Ti sblocco un ricordo che spero non hai, uno smarrimento che spero non sia il tuo, un rammarico che volesse il cielo non appartiene a te, per decisioni non prese, solo pensate, immaginate, come una via di fuga o solo, un’altra vita, in un’altra dimensione. Ti sblocco l’impasse di fare i conti con l’improbabile fallimento che ti sei addebitata, con condanna passata in giudicato e senza più possibilità di appello, con l’inevitabile giudizio della gente, quella che vorrebbe tanto sapere cosa ti attraversa l’anima, solo per poterne sparlare un po’, meno probabile per tenderti la mano.

Resta, resta ancora un po’ ad attraversare questa notte buia dell’anima e aspetta, riprendi il fiato, copriti bene, ma aspetta, perché la buona notizia è che il sole tornerà a nascere, malgrado la notte ti sia sembrata un incubo, malgrado la panchina ti sia sembrata gelida, malgrado le ombre sembrava volessero attanagliarti.

Un altro giorno rinasce e aspetta solo che tu ritorni da quel viaggio nel tunnel, che ti ha tenuto lontana dalla vita, per troppo tempo ormai.
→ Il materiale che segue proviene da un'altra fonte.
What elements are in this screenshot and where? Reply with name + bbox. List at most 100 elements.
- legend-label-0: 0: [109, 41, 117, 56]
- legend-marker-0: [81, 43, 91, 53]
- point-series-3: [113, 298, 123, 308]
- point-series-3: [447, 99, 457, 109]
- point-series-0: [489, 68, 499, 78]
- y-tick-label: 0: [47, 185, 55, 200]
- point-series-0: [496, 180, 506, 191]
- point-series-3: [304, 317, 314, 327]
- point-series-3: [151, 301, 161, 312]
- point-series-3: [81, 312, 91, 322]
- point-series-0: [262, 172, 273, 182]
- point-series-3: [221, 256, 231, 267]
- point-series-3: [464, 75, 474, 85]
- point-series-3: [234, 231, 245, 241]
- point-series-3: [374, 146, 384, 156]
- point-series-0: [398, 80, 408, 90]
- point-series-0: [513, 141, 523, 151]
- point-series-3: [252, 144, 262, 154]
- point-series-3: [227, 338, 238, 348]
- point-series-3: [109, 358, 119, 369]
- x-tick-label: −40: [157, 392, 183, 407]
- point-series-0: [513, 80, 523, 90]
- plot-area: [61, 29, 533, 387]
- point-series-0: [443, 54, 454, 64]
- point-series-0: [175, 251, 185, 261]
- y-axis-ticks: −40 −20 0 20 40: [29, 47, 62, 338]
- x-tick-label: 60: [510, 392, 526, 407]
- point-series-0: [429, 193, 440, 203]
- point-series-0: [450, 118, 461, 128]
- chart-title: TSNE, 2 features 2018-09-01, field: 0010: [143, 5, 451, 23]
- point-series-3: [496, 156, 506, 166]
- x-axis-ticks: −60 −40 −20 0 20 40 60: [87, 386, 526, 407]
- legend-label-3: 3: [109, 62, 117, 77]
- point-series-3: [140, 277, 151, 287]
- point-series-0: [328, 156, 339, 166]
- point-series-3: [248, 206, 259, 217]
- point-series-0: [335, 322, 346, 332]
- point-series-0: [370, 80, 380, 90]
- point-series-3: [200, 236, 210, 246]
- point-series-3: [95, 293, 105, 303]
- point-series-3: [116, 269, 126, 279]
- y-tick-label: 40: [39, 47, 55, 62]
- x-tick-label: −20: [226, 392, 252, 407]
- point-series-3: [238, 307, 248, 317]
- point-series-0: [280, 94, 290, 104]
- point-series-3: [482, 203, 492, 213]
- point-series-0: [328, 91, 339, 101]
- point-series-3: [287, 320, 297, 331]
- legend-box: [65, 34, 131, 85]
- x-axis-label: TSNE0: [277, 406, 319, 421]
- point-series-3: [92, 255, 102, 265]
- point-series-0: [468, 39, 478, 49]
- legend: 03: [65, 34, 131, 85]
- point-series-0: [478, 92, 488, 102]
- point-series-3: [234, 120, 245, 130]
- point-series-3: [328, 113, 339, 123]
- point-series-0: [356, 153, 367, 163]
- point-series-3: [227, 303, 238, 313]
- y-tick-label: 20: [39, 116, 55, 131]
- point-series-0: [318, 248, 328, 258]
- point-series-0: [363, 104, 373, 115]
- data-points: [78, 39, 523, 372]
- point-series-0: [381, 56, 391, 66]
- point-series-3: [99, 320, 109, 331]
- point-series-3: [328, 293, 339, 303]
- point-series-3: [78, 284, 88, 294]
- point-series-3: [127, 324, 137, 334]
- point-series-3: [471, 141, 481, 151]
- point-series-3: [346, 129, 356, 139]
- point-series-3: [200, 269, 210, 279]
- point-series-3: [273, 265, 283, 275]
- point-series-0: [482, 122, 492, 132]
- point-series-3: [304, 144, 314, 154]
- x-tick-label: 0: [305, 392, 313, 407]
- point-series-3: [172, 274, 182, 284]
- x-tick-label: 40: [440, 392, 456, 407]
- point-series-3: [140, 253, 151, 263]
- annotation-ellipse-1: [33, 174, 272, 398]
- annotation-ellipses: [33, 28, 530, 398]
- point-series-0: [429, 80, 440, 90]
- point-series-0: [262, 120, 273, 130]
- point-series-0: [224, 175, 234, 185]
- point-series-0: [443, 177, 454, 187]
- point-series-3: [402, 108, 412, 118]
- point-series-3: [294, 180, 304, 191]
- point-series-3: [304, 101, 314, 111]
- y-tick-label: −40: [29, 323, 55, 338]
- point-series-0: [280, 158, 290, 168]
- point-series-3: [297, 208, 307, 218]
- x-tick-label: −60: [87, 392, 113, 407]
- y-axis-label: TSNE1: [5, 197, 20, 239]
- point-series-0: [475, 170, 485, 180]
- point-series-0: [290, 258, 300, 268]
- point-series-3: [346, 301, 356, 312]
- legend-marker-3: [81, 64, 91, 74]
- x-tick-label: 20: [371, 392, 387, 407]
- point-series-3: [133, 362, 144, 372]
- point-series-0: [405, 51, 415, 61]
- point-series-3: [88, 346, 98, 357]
La storia è quella che ti racconti e il finale lo decidi tu, se vuoi una mano basta solo chiederla, ne troverai tante pronte a protendersi per te, a sedersi con te e a far le boccacce, con la testa all’ingiù a quel castello che si crede di essere chissà chi, mentre è solo una immagine riflessa su una pozzanghera di acqua.